Very interesting about the NXPro, particularly WSS and Covox as I have 0 experience with them. Looks like I will be having some fun testing stuff 😀

Many thanks, so there definitely were interesting things I would have missed! Glad I posted 😀 cheers

Covox is pretty unique, just a resistor ladder design DAC that produces limited sound, but better than you'd expect based on the description.

WSS is far more common, MS' sound standard for Windows that was also quite widely supported under DOS. Basically it's 16b digital audio, so same general idea as SB16, just not Creative's implementation. A lot of later SBPro2 clones that didn't support SB16 did do WSS, and in the (not so common) cases samples are actually >8b you can hear the difference between it and 8b SBPro2 clearly. Can't say I've heard any difference between WSS and SB16, but that could just be my untrained ear.

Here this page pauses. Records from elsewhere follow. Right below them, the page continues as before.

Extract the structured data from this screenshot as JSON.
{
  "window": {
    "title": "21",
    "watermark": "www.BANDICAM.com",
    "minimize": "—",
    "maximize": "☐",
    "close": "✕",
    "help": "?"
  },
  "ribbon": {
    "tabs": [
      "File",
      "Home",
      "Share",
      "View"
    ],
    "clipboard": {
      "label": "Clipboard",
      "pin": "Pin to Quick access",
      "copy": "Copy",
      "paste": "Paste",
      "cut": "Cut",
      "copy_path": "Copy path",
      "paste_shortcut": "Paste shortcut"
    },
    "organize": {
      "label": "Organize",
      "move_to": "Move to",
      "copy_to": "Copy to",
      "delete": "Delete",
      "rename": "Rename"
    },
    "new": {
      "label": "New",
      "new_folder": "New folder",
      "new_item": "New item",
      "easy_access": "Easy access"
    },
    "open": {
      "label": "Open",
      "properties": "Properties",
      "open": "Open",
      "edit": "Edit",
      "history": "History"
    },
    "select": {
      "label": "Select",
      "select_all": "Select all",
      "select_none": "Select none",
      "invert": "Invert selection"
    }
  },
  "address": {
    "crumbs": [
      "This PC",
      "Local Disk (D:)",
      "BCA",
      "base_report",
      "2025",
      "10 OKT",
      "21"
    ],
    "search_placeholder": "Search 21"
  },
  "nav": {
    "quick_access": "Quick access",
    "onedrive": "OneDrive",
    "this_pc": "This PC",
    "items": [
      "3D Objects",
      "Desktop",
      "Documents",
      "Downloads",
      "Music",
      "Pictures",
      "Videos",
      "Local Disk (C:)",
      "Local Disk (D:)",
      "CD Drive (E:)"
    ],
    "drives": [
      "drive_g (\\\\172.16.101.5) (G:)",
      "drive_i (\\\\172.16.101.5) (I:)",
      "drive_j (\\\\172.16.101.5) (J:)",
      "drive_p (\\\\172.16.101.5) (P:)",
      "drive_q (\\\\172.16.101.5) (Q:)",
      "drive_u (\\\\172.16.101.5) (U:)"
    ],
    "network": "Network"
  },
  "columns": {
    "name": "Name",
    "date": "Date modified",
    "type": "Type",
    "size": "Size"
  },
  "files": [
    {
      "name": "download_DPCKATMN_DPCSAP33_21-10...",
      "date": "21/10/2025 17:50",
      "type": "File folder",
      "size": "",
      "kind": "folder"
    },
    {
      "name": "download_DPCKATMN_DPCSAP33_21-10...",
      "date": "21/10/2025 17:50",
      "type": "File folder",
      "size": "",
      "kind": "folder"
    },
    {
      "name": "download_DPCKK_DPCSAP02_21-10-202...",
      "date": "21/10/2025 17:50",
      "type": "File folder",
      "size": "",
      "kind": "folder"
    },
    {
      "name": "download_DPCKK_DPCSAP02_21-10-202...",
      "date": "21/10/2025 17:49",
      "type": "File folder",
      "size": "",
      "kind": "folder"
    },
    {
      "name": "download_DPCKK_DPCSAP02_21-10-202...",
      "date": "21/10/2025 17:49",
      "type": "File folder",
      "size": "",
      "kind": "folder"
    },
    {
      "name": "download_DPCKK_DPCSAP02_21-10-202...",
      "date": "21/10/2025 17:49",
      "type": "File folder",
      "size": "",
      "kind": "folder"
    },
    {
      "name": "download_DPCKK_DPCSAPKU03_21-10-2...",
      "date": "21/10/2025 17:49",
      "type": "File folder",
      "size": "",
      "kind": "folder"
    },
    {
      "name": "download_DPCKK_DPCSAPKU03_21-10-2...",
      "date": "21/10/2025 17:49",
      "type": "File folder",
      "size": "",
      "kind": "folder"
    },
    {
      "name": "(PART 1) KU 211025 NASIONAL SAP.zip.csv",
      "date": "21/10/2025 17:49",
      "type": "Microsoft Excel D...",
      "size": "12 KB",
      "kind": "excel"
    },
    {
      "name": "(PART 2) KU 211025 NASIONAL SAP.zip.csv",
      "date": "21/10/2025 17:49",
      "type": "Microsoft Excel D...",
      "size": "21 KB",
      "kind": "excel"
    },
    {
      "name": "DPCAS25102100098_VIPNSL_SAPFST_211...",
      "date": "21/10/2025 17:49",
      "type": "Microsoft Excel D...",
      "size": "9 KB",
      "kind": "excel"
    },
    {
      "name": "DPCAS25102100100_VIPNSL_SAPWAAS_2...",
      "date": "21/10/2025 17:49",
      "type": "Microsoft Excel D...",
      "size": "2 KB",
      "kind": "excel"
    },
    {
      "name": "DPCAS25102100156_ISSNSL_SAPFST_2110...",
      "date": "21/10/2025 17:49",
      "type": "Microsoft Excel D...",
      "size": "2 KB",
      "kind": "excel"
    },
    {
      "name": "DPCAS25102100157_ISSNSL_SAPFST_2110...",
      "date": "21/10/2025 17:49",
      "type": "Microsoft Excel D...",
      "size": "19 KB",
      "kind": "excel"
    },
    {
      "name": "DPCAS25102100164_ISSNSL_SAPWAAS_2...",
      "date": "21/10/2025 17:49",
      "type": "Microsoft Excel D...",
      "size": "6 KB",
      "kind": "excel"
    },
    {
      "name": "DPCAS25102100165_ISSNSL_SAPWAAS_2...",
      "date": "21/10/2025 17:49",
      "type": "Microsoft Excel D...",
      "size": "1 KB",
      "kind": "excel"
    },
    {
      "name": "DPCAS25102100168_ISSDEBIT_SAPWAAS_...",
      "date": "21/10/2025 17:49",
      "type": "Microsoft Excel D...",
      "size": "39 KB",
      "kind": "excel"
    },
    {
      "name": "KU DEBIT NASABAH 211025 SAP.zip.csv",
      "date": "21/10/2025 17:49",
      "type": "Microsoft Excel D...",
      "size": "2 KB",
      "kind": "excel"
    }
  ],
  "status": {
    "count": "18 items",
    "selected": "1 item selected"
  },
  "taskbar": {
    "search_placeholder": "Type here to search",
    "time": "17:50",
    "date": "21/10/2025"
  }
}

gdjacobs wrote on 2020-02-14, 17:10:
dionb wrote on 2020-02-14, 10:07:

That Dream wavetable is very nice - combined with the Crystal effects chip it's a bit of a frankenstein's card, but if it works and it isn't too noisy, this could be the one card to rule them all:
- real OPL3

I don't see a Yamaha chip or one of the clones. They might have used the CS9233 for FM.

Drat, I sort of assumed the IC just next to the ALS100 was a fake OPL3 - but counting pins there's nothing with the characteristic 24p. And yes, the CS9233 supports FM, so makes sense that it's used. Oh well, then the NXPro is the only one there with OPL3.